On the other hand, some folks can make an informed decision about bias/variance tradeoffs and they should have the option to do so.

I try to make the common thing easy and the complex thing possible - that's why I added the iter_custom escape hatch to begin with. What about making this an external crate? You could create an extension trait that defines subtractive versions of the existing timing loops by calling iter_custom and implement it for Bencher. In that case they would just appear to be extra timing loop functions on the Bencher struct as long as the user imported your extension trait. If this turns out to be generally useful we can always evaluate whether to bring it into Criterion.rs itself later.

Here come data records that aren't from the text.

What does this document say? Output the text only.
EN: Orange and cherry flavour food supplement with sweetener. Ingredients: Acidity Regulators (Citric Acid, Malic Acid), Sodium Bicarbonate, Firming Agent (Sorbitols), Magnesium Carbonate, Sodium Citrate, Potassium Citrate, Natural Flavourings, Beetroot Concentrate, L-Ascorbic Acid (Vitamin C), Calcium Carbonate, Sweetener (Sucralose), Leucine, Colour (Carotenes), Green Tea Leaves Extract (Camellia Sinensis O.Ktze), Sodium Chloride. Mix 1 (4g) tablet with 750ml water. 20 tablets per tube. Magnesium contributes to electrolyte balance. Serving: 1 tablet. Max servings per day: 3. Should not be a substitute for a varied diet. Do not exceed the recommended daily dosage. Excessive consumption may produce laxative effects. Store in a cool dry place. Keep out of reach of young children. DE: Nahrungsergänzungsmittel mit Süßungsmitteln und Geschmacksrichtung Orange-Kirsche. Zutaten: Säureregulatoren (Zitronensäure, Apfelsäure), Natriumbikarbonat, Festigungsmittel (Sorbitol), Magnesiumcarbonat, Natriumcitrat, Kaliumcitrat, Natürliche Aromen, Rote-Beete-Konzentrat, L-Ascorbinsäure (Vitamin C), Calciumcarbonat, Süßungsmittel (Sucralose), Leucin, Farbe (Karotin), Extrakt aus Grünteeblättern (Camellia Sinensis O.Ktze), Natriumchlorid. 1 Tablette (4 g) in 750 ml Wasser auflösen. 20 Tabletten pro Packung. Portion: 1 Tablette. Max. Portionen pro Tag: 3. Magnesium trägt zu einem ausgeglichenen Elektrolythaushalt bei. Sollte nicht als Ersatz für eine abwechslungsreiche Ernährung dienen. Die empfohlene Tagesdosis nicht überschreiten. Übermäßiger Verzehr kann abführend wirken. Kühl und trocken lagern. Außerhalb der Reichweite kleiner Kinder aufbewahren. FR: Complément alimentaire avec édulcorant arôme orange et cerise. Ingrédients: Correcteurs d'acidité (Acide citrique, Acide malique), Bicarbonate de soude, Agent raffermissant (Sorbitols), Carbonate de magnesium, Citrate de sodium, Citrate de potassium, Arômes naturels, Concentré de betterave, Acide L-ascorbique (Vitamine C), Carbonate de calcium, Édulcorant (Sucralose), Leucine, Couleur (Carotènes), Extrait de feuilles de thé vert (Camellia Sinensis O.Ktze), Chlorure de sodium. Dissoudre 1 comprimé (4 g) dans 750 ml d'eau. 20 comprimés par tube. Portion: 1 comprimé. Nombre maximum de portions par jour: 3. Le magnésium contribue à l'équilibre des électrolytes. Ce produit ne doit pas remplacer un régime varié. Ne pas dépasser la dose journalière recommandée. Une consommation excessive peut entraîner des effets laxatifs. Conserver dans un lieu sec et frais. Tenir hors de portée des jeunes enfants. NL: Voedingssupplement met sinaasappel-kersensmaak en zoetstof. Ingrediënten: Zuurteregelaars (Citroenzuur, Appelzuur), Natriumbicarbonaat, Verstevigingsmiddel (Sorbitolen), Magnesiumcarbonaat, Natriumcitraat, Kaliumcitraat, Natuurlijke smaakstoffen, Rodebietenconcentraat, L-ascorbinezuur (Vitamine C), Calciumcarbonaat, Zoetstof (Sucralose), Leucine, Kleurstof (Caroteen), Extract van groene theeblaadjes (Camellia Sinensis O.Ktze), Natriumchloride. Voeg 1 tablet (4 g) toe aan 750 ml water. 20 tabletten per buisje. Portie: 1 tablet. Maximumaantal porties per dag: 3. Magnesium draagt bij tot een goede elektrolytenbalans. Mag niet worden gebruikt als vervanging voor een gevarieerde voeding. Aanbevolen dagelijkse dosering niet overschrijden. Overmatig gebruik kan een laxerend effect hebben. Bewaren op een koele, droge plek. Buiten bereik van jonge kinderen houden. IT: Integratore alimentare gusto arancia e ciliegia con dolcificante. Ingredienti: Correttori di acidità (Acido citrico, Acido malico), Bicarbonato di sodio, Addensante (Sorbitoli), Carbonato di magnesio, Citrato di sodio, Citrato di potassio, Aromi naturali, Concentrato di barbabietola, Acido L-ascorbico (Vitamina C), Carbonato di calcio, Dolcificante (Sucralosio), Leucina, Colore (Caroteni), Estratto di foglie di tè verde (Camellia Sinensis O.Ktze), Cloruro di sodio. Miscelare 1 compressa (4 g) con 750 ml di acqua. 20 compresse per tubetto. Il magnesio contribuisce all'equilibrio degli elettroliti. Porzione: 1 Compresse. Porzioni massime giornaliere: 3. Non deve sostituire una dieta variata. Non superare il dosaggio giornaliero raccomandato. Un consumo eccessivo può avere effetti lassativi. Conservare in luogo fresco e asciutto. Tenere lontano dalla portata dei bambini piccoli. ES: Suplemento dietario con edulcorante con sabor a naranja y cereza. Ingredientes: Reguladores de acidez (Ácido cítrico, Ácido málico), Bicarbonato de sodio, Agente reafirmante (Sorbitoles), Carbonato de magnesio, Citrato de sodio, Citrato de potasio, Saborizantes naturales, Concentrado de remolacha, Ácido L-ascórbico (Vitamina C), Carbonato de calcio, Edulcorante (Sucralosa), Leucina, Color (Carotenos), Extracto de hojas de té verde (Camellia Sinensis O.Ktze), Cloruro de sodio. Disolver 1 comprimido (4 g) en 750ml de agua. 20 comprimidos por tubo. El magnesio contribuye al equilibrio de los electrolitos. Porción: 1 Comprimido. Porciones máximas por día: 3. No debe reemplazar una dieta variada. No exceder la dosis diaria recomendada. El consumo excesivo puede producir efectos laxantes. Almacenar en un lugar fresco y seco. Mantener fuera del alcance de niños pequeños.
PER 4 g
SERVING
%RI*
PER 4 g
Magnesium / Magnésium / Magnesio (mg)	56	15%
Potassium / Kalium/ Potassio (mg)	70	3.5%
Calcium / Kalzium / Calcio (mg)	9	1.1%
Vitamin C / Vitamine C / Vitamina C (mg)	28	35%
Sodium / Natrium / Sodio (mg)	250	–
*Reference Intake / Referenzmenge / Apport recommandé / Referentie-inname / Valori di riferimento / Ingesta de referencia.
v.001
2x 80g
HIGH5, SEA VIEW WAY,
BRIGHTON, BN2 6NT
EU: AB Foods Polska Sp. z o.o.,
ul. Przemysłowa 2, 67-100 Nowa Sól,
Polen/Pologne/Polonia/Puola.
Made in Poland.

gereeter commented 4 years ago

In lieu of with_noop functions, perhaps iter_batched could do something subtractive by default to reduce the per-iteration overhead, since that is where this problem becomes significant. It doesn't really need a specific noop function, since it is already doing measurements per batch, excluding drop costs; something like

let overhead_start = self.measurement.start();
for inp in inputs.iter_mut() {
    black_box(inp);
}
let overhead_end = self.measurement.end(overhead_start);
self.value = self.measurement.subtract(&self.value, overhead_end);

before the actual timing loop would deal with the problem quite nicely. I think prioritizing bias over variance makes perfect sense in a function that already has warnings about measurement overhead and exists for the purpose of reducing major forms of bias (setup and drop functions). I know that the Measurement trait doesn't have a subtract function, but a (hacky and technically numerically unstable, admittedly) solution would be to tally up both self.value and self.overhead_value separately, subtracting the two at the end in bench where to_f64 is called.